L'inceste publicitaire

Le plus récent épisode de la guerre à finir que se livrent les grands conglomérats pour le contrôle des médias vient d'opposer le géant Bell, propriétaire de Bell GlobeMedia (ExpressVu, Globe and Mail, CTV, RDS, TSN, Sympatico, etc.) à Quebecor, propriétaire de Quebecor Media (Vidéotron, Sun Media, Journal de Montréal, TVA, LCN, Canoë, etc.). En guise de représailles à la vente par Bell ExpressVu de décodeurs pouvant servir plusieurs téléviseurs au prix d'un seul branchement, Quebecor a répliqué en coupant de moitié les redevances versées par Vidéotron aux canaux spécialisés de Bell. Frustré, Bell a retiré toute sa publicité de toutes les entreprises média de Quebecor. Quelle belle illustration des effets pervers de la concentration!

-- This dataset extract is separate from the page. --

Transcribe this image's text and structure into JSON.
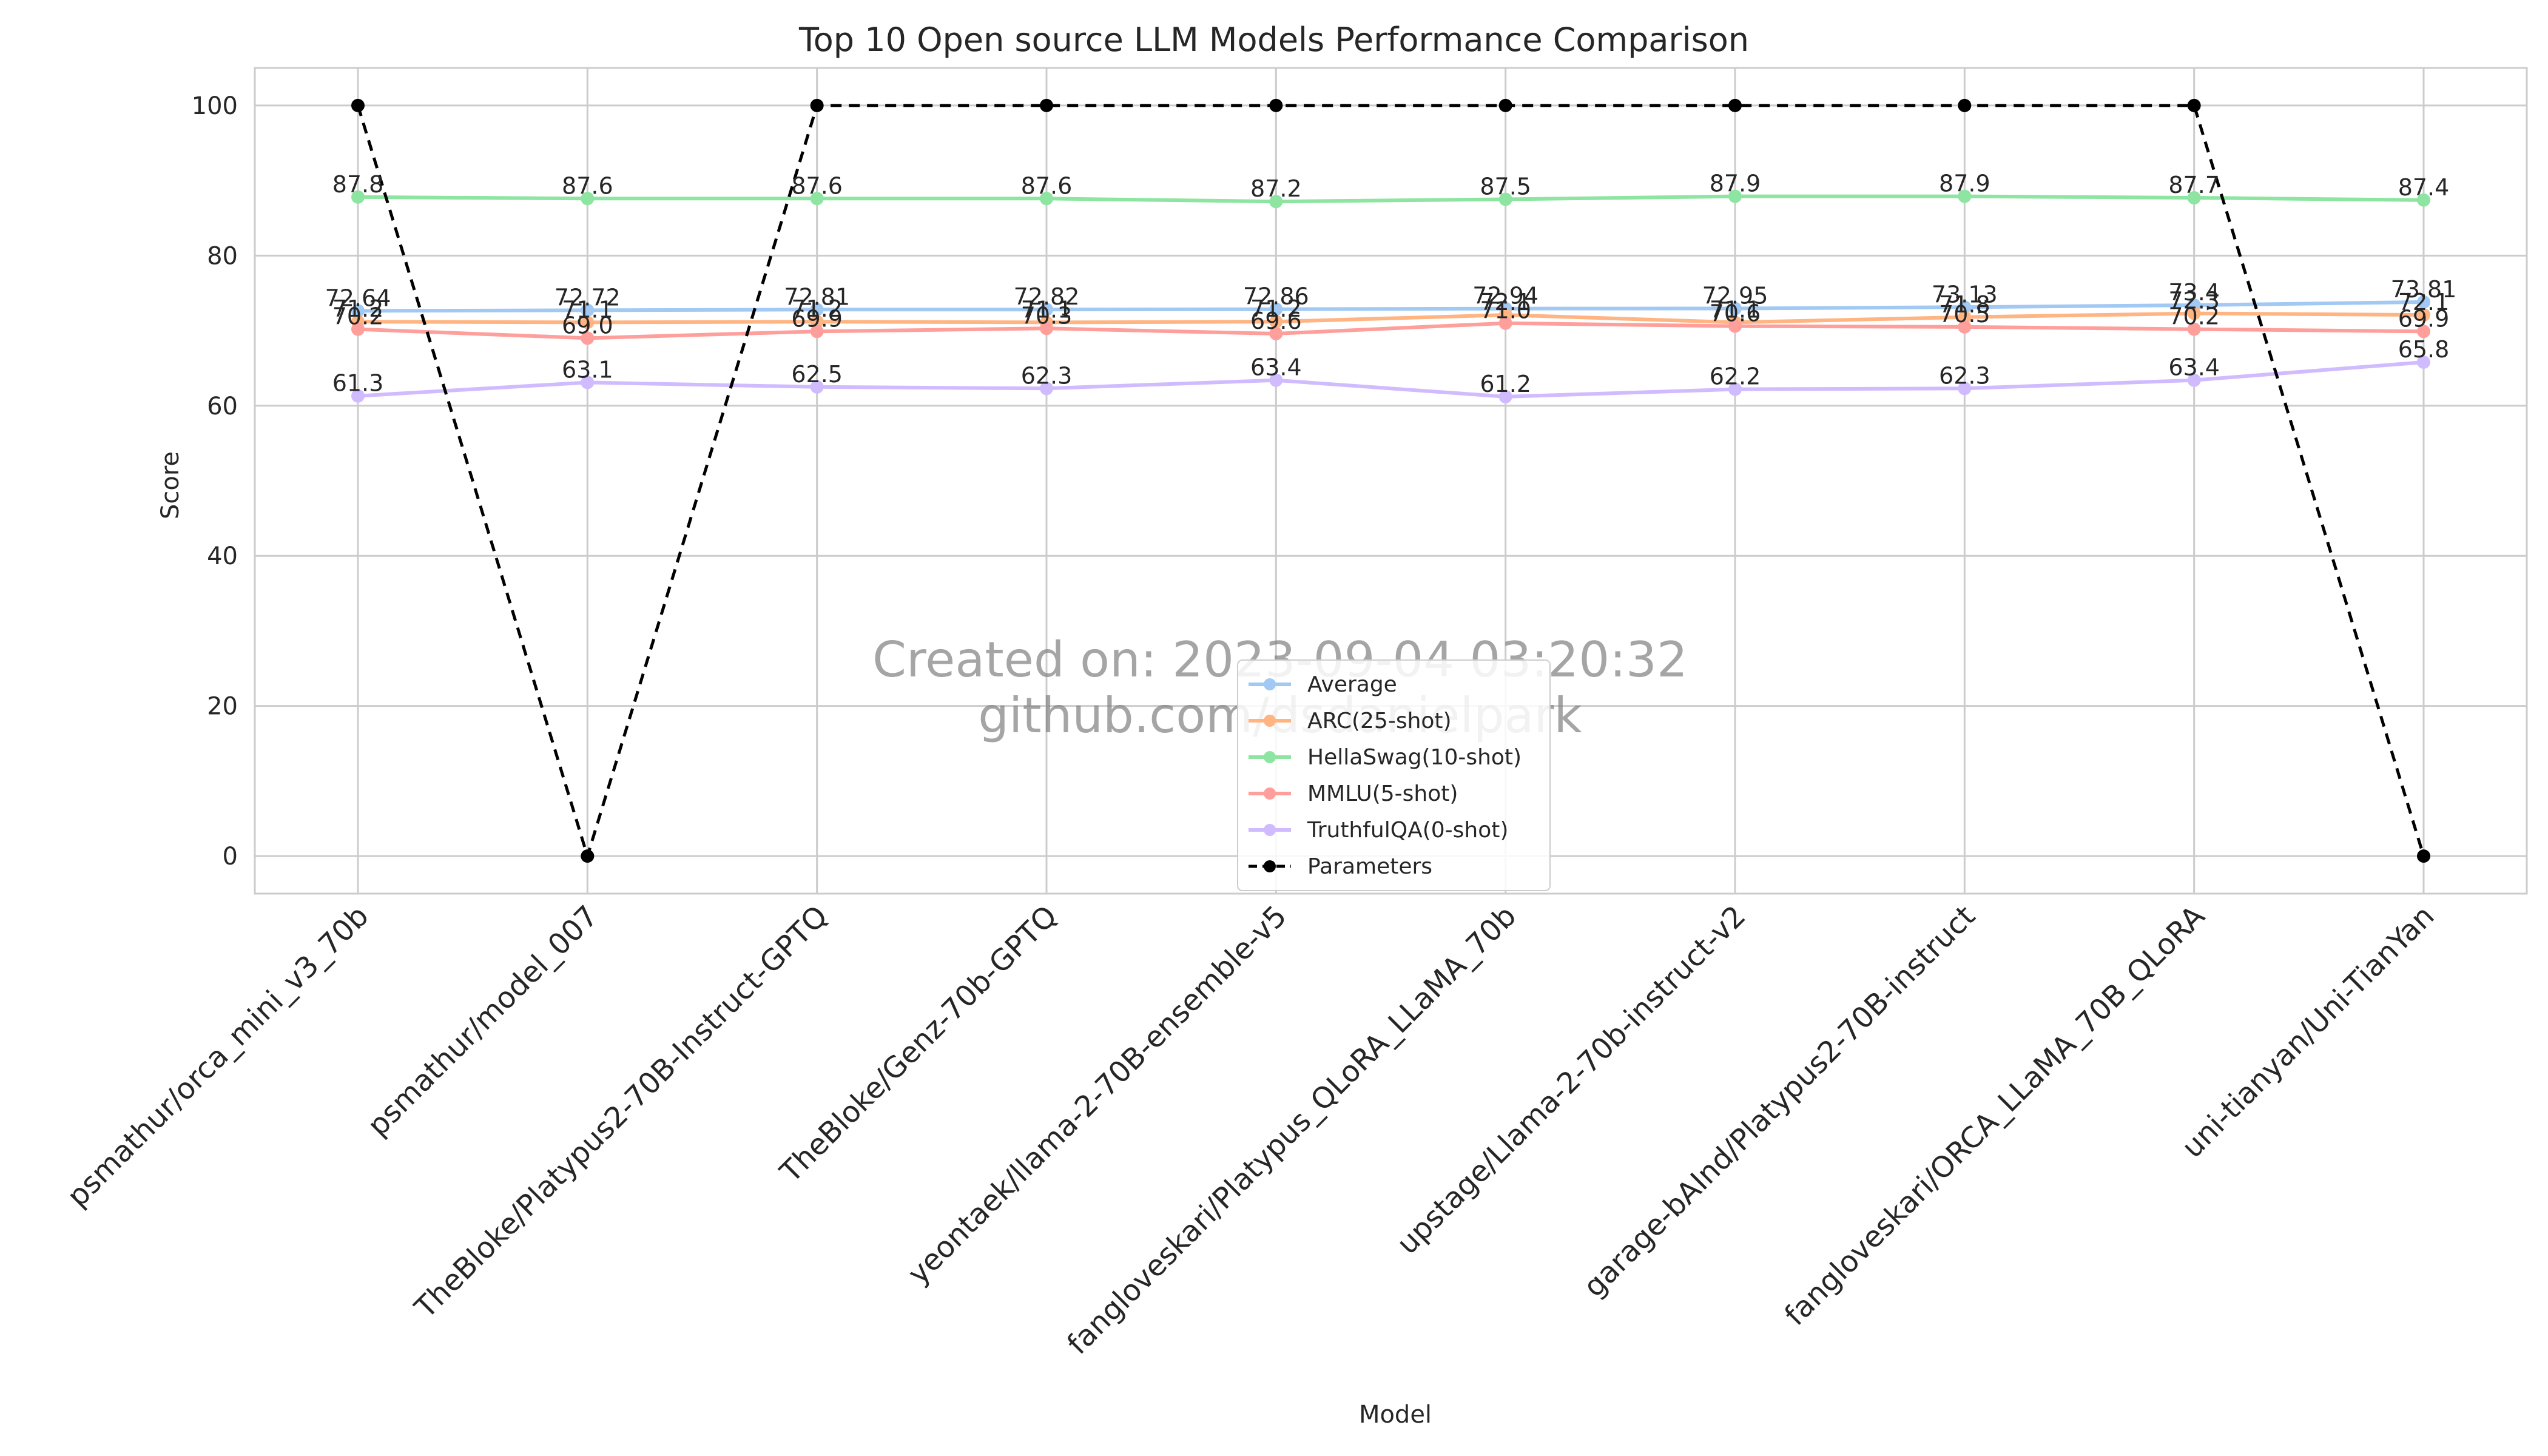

Depuis qu'Ottawa et le CRTC ont déréglementé cette industrie, permettant l'acquisition simultanée de journaux, de réseaux de télévision et d'entreprises de distribution (câble, satellite, Internet), les prix ont augmenté, la programmation se ressemble de plus en plus et l'information-divertissement est devenue la norme de l'industrie. Même notre vénérable société d'État, Radio-Canada, financée par les fonds publics, a pris le train réductionniste de la "convergence" en s'associant de façon incestueuse aux quotidiens de Paul Desmarais dans le but de concurrencer Quebecor, propriétaire de TVA et d'une batterie de journaux populaires qui font la promotion des intérêts du groupe.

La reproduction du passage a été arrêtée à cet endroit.